RC: How would you describe your culinary style?
MP:
In the earlier part of my career I definitely had a very fine line-clean- color blocked kind of aesthetic. Now it’s very organic, very abstract. I almost feel like it’s more natural. Not so much about precise measurements—I’m little bit less uptight. I try to relay my personal perspective in a very natural fashion, something that’s not contrived.

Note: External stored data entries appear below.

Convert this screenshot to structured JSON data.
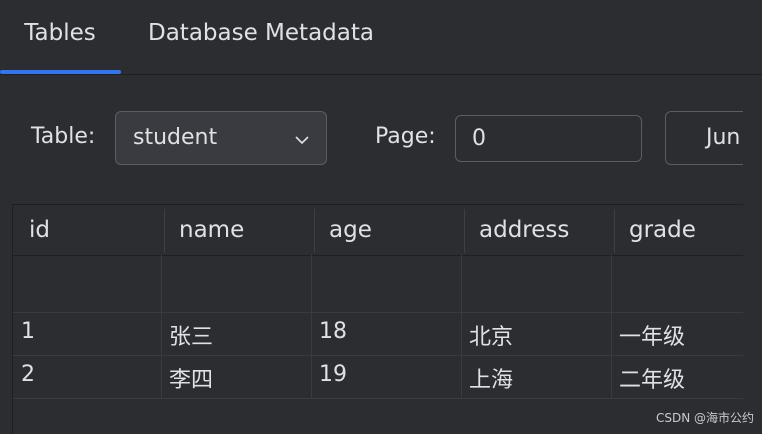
{
  "tabs": [
    {
      "label": "Tables",
      "active": true
    },
    {
      "label": "Database Metadata",
      "active": false
    }
  ],
  "toolbar": {
    "table_label": "Table:",
    "table_selected": "student",
    "page_label": "Page:",
    "page_value": "0",
    "jump_label": "Jun"
  },
  "table": {
    "columns": [
      "id",
      "name",
      "age",
      "address",
      "grade"
    ],
    "rows": [
      [
        "",
        "",
        "",
        "",
        ""
      ],
      [
        "1",
        "张三",
        "18",
        "北京",
        "一年级"
      ],
      [
        "2",
        "李四",
        "19",
        "上海",
        "二年级"
      ]
    ]
  },
  "watermark": "CSDN @海市公约",
  "colors": {
    "background": "#2b2d30",
    "accent": "#3574f0",
    "text": "#dfe1e5",
    "border": "#5a5d63"
  }
}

RC: What are your long-term pastry chef goals?
MP:
I’ve never really felt like I wanted to open something of my own, because I don’t think my brain is very entrepreneurial. I’m kind of, very in that creative mode. But at the same time I feel that in my future, of course I want something of my own. But is it a restaurant? Vitality has become very important to me at this time of my life and career. Many of the items on my menu are trying to create a balance with sugar consumption, and incorporate things that are fermented, or from older traditions. I’ve started looking at food as something that has to lend some kind of vitality. My train of thought is still about flavor combos, seasonality, but it goes farther than that. I research classical traditions and how we can interpret that in a more modern-artistic way. But it’s very important to make something that creates balance. Maybe I’m just being self-conscious about consuming a lot of sugar!

RC: Where do you find inspiration for your desserts?
MP:
Sometimes an idea can start with just a visual of something I saw.

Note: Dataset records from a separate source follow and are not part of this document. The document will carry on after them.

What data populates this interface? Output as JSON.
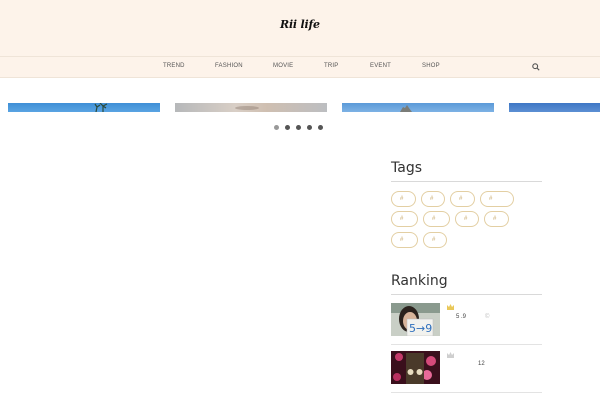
{
  "header": {
    "logo_text": "Rii life"
  },
  "nav": {
    "items": [
      {
        "label": "TREND"
      },
      {
        "label": "FASHION"
      },
      {
        "label": "MOVIE"
      },
      {
        "label": "TRIP"
      },
      {
        "label": "EVENT"
      },
      {
        "label": "SHOP"
      }
    ],
    "search_icon": "search-icon"
  },
  "slider": {
    "slide_count": 4,
    "dots": [
      {
        "active": true
      },
      {
        "active": false
      },
      {
        "active": false
      },
      {
        "active": false
      },
      {
        "active": false
      }
    ]
  },
  "sidebar": {
    "tags_title": "Tags",
    "tags": [
      {
        "label": "#"
      },
      {
        "label": "#"
      },
      {
        "label": "#"
      },
      {
        "label": "#"
      },
      {
        "label": "#"
      },
      {
        "label": "#"
      },
      {
        "label": "#"
      },
      {
        "label": "#"
      },
      {
        "label": "#"
      },
      {
        "label": "#"
      }
    ],
    "ranking_title": "Ranking",
    "ranking": [
      {
        "thumb_text": "5→9",
        "crown": "gold",
        "text_a": "5 .9",
        "text_b": "©"
      },
      {
        "crown": "silver",
        "text_a": "12"
      }
    ]
  },
  "colors": {
    "header_bg": "#fdf3ea",
    "tag_border": "#e3cfa3",
    "tag_text": "#c9ab70"
  }
}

RC: How do you translate that to the plate? Process?
MP:
When I create a dish it’s about balance. The beauty is really important, but more importantly, it has to have textures—flavor is number one. I have fundamental requirements: something creamy, something crunchy, something that brings an element of bitterness, acid, sweetness, and saltiness. There are different categories which have to be in one dessert.

RC: What do you have in the pipeline at the moment?
MP:
We just started brainstorming. We’re currently working on a rice dish, trying to break the rice down and make a winter dish. I’m also working on my own ceramic pieces to introduce in the spring. That’s a technique I’m trying to capture.